The Fair Debt Collection Practices Act requires that debt collectors treat you fairly and prohibits certain methods of debt collection. According to the FTC, debt collectors may NOT:

  • Use threats of violence or harm
  • Publish a list of consumers who refuse to pay their debts (except to a credit bureau)
  • Use obscene or profane language; or repeatedly use the telephone to annoy someone
  • Falsely imply that they are attorneys or government representatives
  • Falsely imply that you have committed a crime
  • Falsely represent that they operate or work for a credit bureau
  • Misrepresent the amount of your debt
  • Say you will be arrested if you do not pay your debt
  • Say they will seize, garnish, attach, or sell your property or wages, unless the collection agency or creditor intends to do so, and it is legal to do so
  • Say actions, such as a lawsuit, will be taken against you, when such action legally may not be taken, or when they do not intend to take such action
  • Send you anything that looks like an official document from a court or government agency when it is not
  • Use a false name
  • Collect any amount greater than your debt, unless your state law permits such a charge
  • Deposit a post-dated check prematurely
  • Use deception to make you accept collect calls or pay for telegrams

Consumer Justice

If you feel you have been harassed or abused by a debt collector, report the problems to your state attorney general’s office and the Federal Trade Commission.
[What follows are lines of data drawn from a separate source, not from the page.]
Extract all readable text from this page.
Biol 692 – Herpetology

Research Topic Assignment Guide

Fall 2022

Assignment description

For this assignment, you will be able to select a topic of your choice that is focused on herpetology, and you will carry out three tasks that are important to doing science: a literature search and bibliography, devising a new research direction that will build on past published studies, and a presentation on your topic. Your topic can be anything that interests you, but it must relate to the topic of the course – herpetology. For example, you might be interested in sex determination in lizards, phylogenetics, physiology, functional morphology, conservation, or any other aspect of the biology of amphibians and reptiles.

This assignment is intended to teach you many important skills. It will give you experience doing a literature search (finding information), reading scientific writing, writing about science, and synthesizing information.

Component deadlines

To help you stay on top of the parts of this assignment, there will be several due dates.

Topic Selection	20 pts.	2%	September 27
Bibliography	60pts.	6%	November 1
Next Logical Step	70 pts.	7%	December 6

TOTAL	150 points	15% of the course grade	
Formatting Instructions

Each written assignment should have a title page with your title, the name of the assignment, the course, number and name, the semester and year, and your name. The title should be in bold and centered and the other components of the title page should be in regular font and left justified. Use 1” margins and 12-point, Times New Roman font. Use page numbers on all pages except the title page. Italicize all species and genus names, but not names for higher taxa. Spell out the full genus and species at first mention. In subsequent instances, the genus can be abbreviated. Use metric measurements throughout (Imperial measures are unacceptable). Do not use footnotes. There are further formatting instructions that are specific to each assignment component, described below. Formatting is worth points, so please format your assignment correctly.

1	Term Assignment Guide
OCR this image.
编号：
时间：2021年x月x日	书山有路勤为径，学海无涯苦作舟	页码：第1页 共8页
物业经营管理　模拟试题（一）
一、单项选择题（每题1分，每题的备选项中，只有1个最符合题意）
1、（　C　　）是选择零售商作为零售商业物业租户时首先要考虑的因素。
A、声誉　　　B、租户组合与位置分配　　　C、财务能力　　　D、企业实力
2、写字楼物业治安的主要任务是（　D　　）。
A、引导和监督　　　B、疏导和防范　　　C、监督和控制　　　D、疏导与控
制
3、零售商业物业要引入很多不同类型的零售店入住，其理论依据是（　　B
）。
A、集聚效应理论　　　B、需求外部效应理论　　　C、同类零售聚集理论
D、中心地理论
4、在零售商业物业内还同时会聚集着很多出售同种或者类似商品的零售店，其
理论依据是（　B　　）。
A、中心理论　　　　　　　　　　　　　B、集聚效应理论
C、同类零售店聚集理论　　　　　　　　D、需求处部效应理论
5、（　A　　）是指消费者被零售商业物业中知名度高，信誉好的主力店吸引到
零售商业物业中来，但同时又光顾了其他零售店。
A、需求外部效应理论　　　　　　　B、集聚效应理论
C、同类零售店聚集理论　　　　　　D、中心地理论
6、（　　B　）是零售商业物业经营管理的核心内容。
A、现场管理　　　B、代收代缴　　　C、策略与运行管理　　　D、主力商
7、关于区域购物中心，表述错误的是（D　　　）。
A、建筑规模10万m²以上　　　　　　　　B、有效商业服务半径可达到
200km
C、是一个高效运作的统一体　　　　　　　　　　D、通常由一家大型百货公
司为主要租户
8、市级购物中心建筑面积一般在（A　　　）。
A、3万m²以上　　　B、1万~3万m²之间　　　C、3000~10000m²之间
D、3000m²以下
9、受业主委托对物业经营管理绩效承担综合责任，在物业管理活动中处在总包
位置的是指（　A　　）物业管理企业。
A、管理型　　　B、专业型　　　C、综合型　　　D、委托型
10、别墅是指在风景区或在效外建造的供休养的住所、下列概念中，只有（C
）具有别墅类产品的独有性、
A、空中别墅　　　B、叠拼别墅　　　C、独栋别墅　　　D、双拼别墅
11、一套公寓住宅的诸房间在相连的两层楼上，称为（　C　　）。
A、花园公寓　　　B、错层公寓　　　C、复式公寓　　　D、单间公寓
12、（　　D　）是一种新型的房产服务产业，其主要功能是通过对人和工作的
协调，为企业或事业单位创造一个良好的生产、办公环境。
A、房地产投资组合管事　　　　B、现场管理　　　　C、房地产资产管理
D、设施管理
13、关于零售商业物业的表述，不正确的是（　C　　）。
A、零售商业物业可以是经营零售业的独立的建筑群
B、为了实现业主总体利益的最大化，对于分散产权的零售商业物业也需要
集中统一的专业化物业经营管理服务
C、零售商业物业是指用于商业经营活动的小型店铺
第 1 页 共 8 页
You can also sue a debt collector you believe has violated the law up to one year from the date of the violation. You can recover damages, attorney’s fees, and court costs, along with up to $1,000 additional. A group may also sue a collector for up to $500,000 in damages or 1 percent of the collector’s net worth, whichever is less.

If you do enter into negotiations with a debt collector, make sure to get everything in writing BEFORE you pay anything. Along with the amount you agree to pay, ask for the negative information to be removed from your credit report, or at least listed as “paid in full” rather than “paid in settlement.”

One final tip, debt collectors’ commissions are based on the business they do each month. So negotiating near the end of the month may give you some leverage.